The purpose of your adventure is up to you to decide and will be influenced by the choices you make as to your captain’s past. But ultimately the point of the journey is what you make it. Certain standard goals will lead to an ending of sorts for each captain you play. Will you investigate the mysterious black box left to you by your former employer, throw in your lot with one of the Reach’s warring factions, or attempt to write your name in the history of the Skies? It’s really up to you, and simply retiring with a decent fortune is one option which will allow an easier path to victory.

Despite the developments in the game systems and the story, as well as the voluminous textual elements which really make this title a unique departure from ordinary video games, there is still some repetition in game play. The player is constantly shipping cargo from one station to the next in order to access the next tier of weapons and gadgets. The plethora of artefacts and story items mean that you will inevitably lose track of most of the minor quests, and taking a break from the game for any length of time will leave many players feeling lost on returning to play. The end goal being unclear from the beginning, it is difficult to know how near you are to winning the game, or if that’s even possible.

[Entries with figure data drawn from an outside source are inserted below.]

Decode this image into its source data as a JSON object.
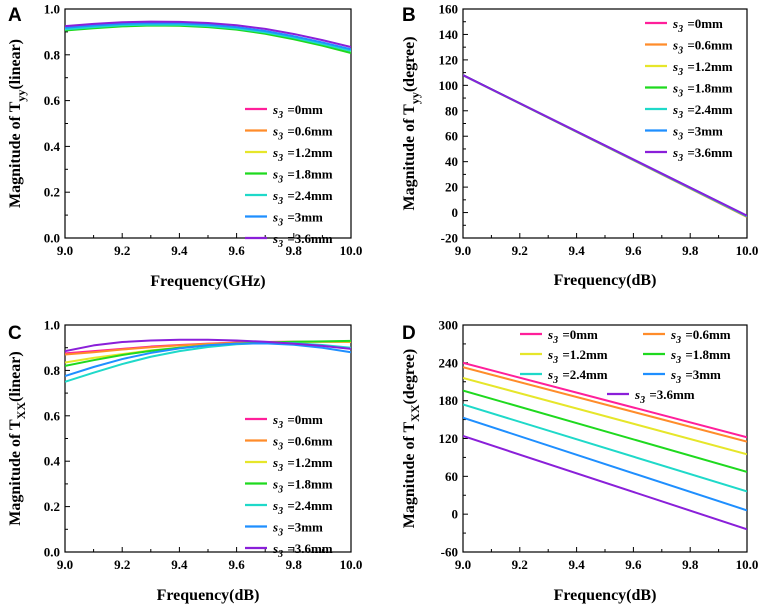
{
  "chart_data": [
    {
      "panel": "A",
      "type": "line",
      "xlabel": "Frequency(GHz)",
      "ylabel": "Magnitude of T_yy(linear)",
      "ylabel_main": "Magnitude of T",
      "ylabel_sub": "yy",
      "ylabel_tail": "(linear)",
      "xlim": [
        9.0,
        10.0
      ],
      "ylim": [
        0.0,
        1.0
      ],
      "xticks": [
        "9.0",
        "9.2",
        "9.4",
        "9.6",
        "9.8",
        "10.0"
      ],
      "yticks": [
        "0.0",
        "0.2",
        "0.4",
        "0.6",
        "0.8",
        "1.0"
      ],
      "legend_layout": "column",
      "legend_position": "center-right",
      "x": [
        9.0,
        9.1,
        9.2,
        9.3,
        9.4,
        9.5,
        9.6,
        9.7,
        9.8,
        9.9,
        10.0
      ],
      "series": [
        {
          "name": "s3 =0mm",
          "color": "#ff1f9a",
          "values": [
            0.915,
            0.925,
            0.932,
            0.935,
            0.934,
            0.928,
            0.917,
            0.899,
            0.874,
            0.845,
            0.815
          ]
        },
        {
          "name": "s3 =0.6mm",
          "color": "#ff8c2a",
          "values": [
            0.912,
            0.922,
            0.93,
            0.933,
            0.932,
            0.926,
            0.915,
            0.897,
            0.872,
            0.843,
            0.812
          ]
        },
        {
          "name": "s3 =1.2mm",
          "color": "#e6e62a",
          "values": [
            0.909,
            0.919,
            0.927,
            0.93,
            0.929,
            0.923,
            0.912,
            0.894,
            0.87,
            0.841,
            0.81
          ]
        },
        {
          "name": "s3 =1.8mm",
          "color": "#1fd91f",
          "values": [
            0.906,
            0.916,
            0.924,
            0.928,
            0.927,
            0.921,
            0.91,
            0.892,
            0.868,
            0.84,
            0.808
          ]
        },
        {
          "name": "s3 =2.4mm",
          "color": "#1fd9c9",
          "values": [
            0.911,
            0.921,
            0.929,
            0.932,
            0.931,
            0.926,
            0.915,
            0.898,
            0.875,
            0.847,
            0.817
          ]
        },
        {
          "name": "s3 =3mm",
          "color": "#1f8fff",
          "values": [
            0.918,
            0.928,
            0.935,
            0.938,
            0.937,
            0.932,
            0.921,
            0.904,
            0.881,
            0.854,
            0.824
          ]
        },
        {
          "name": "s3 =3.6mm",
          "color": "#8a1fd9",
          "values": [
            0.925,
            0.935,
            0.942,
            0.945,
            0.944,
            0.939,
            0.929,
            0.913,
            0.891,
            0.864,
            0.834
          ]
        }
      ]
    },
    {
      "panel": "B",
      "type": "line",
      "xlabel": "Frequency(dB)",
      "ylabel": "Magnitude of T_yy(degree)",
      "ylabel_main": "Magnitude of T",
      "ylabel_sub": "yy",
      "ylabel_tail": "(degree)",
      "xlim": [
        9.0,
        10.0
      ],
      "ylim": [
        -20,
        160
      ],
      "xticks": [
        "9.0",
        "9.2",
        "9.4",
        "9.6",
        "9.8",
        "10.0"
      ],
      "yticks": [
        "-20",
        "0",
        "20",
        "40",
        "60",
        "80",
        "100",
        "120",
        "140",
        "160"
      ],
      "legend_layout": "column",
      "legend_position": "top-right",
      "x": [
        9.0,
        10.0
      ],
      "series": [
        {
          "name": "s3 =0mm",
          "color": "#ff1f9a",
          "values": [
            108,
            -3
          ]
        },
        {
          "name": "s3 =0.6mm",
          "color": "#ff8c2a",
          "values": [
            108,
            -3.5
          ]
        },
        {
          "name": "s3 =1.2mm",
          "color": "#e6e62a",
          "values": [
            108,
            -3
          ]
        },
        {
          "name": "s3 =1.8mm",
          "color": "#1fd91f",
          "values": [
            108,
            -3
          ]
        },
        {
          "name": "s3 =2.4mm",
          "color": "#1fd9c9",
          "values": [
            108,
            -3
          ]
        },
        {
          "name": "s3 =3mm",
          "color": "#1f8fff",
          "values": [
            108,
            -2.5
          ]
        },
        {
          "name": "s3 =3.6mm",
          "color": "#8a1fd9",
          "values": [
            108,
            -2.5
          ]
        }
      ]
    },
    {
      "panel": "C",
      "type": "line",
      "xlabel": "Frequency(dB)",
      "ylabel": "Magnitude of T_XX(linear)",
      "ylabel_main": "Magnitude of T",
      "ylabel_sub": "XX",
      "ylabel_tail": "(linear)",
      "xlim": [
        9.0,
        10.0
      ],
      "ylim": [
        0.0,
        1.0
      ],
      "xticks": [
        "9.0",
        "9.2",
        "9.4",
        "9.6",
        "9.8",
        "10.0"
      ],
      "yticks": [
        "0.0",
        "0.2",
        "0.4",
        "0.6",
        "0.8",
        "1.0"
      ],
      "legend_layout": "column",
      "legend_position": "center-right",
      "x": [
        9.0,
        9.1,
        9.2,
        9.3,
        9.4,
        9.5,
        9.6,
        9.7,
        9.8,
        9.9,
        10.0
      ],
      "series": [
        {
          "name": "s3 =0mm",
          "color": "#ff1f9a",
          "values": [
            0.875,
            0.885,
            0.895,
            0.905,
            0.912,
            0.918,
            0.923,
            0.925,
            0.926,
            0.926,
            0.925
          ]
        },
        {
          "name": "s3 =0.6mm",
          "color": "#ff8c2a",
          "values": [
            0.87,
            0.88,
            0.892,
            0.902,
            0.91,
            0.917,
            0.922,
            0.925,
            0.926,
            0.926,
            0.925
          ]
        },
        {
          "name": "s3 =1.2mm",
          "color": "#e6e62a",
          "values": [
            0.835,
            0.855,
            0.872,
            0.888,
            0.9,
            0.91,
            0.917,
            0.922,
            0.925,
            0.927,
            0.928
          ]
        },
        {
          "name": "s3 =1.8mm",
          "color": "#1fd91f",
          "values": [
            0.82,
            0.845,
            0.868,
            0.886,
            0.9,
            0.91,
            0.918,
            0.923,
            0.926,
            0.928,
            0.93
          ]
        },
        {
          "name": "s3 =2.4mm",
          "color": "#1fd9c9",
          "values": [
            0.75,
            0.79,
            0.828,
            0.86,
            0.885,
            0.903,
            0.915,
            0.921,
            0.92,
            0.912,
            0.9
          ]
        },
        {
          "name": "s3 =3mm",
          "color": "#1f8fff",
          "values": [
            0.775,
            0.815,
            0.85,
            0.877,
            0.897,
            0.911,
            0.918,
            0.919,
            0.913,
            0.9,
            0.88
          ]
        },
        {
          "name": "s3 =3.6mm",
          "color": "#8a1fd9",
          "values": [
            0.885,
            0.91,
            0.925,
            0.932,
            0.935,
            0.935,
            0.932,
            0.926,
            0.918,
            0.908,
            0.895
          ]
        }
      ]
    },
    {
      "panel": "D",
      "type": "line",
      "xlabel": "Frequency(dB)",
      "ylabel": "Magnitude of T_XX(degree)",
      "ylabel_main": "Magnitude of T",
      "ylabel_sub": "XX",
      "ylabel_tail": "(degree)",
      "xlim": [
        9.0,
        10.0
      ],
      "ylim": [
        -60,
        300
      ],
      "xticks": [
        "9.0",
        "9.2",
        "9.4",
        "9.6",
        "9.8",
        "10.0"
      ],
      "yticks": [
        "-60",
        "0",
        "60",
        "120",
        "180",
        "240",
        "300"
      ],
      "legend_layout": "grid",
      "legend_position": "top",
      "x": [
        9.0,
        10.0
      ],
      "series": [
        {
          "name": "s3 =0mm",
          "color": "#ff1f9a",
          "values": [
            240,
            122
          ]
        },
        {
          "name": "s3 =0.6mm",
          "color": "#ff8c2a",
          "values": [
            233,
            115
          ]
        },
        {
          "name": "s3 =1.2mm",
          "color": "#e6e62a",
          "values": [
            216,
            95
          ]
        },
        {
          "name": "s3 =1.8mm",
          "color": "#1fd91f",
          "values": [
            196,
            67
          ]
        },
        {
          "name": "s3 =2.4mm",
          "color": "#1fd9c9",
          "values": [
            174,
            36
          ]
        },
        {
          "name": "s3 =3mm",
          "color": "#1f8fff",
          "values": [
            153,
            6
          ]
        },
        {
          "name": "s3 =3.6mm",
          "color": "#8a1fd9",
          "values": [
            124,
            -24
          ]
        }
      ]
    }
  ]
}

Exploring the wild and dark of Sunless Skies is an adventure worth undertaking, but getting lost along the way is a certainty. Perhaps the ironic and fraught universe of Fallen London is best placed to capture the feeling of a world in disarray. The wacky race through time and space to discover one’s own past, is a journey of self-indulgence, in a fantasy world where everything happens for a reason, even if that reason is a mystery for mystery’s sake.

If you are looking for something new in a video game, enjoy dark comedy, horror and sci-fi/fantasy, or prefer games which allow you to decide how to play and leave the world open for you to explore the way you want, this game is for you. If you are looking for a game which gives you straight forward objectives and is easy to follow, then you will definitely struggle. The developers have gone to great lengths to make the world and story lines unique and unpredictable. The game is entertaining on so many levels, providing adventure, exploration, tension, humour, and surprise in large doses. I would recommend this game to anybody, because it is just so different from anything else out there.

The game is available on Steam for £18.99. It boasts a huge play area and countless random encounters, minor story lines and main quest paths to experience. It would be easy to put 100 hours into this game without exhausting all it has to offer. It is certainly worth the price, the question is how much of a bargain the game will be to you. If you want exploration, mystery and original adventure, look no further.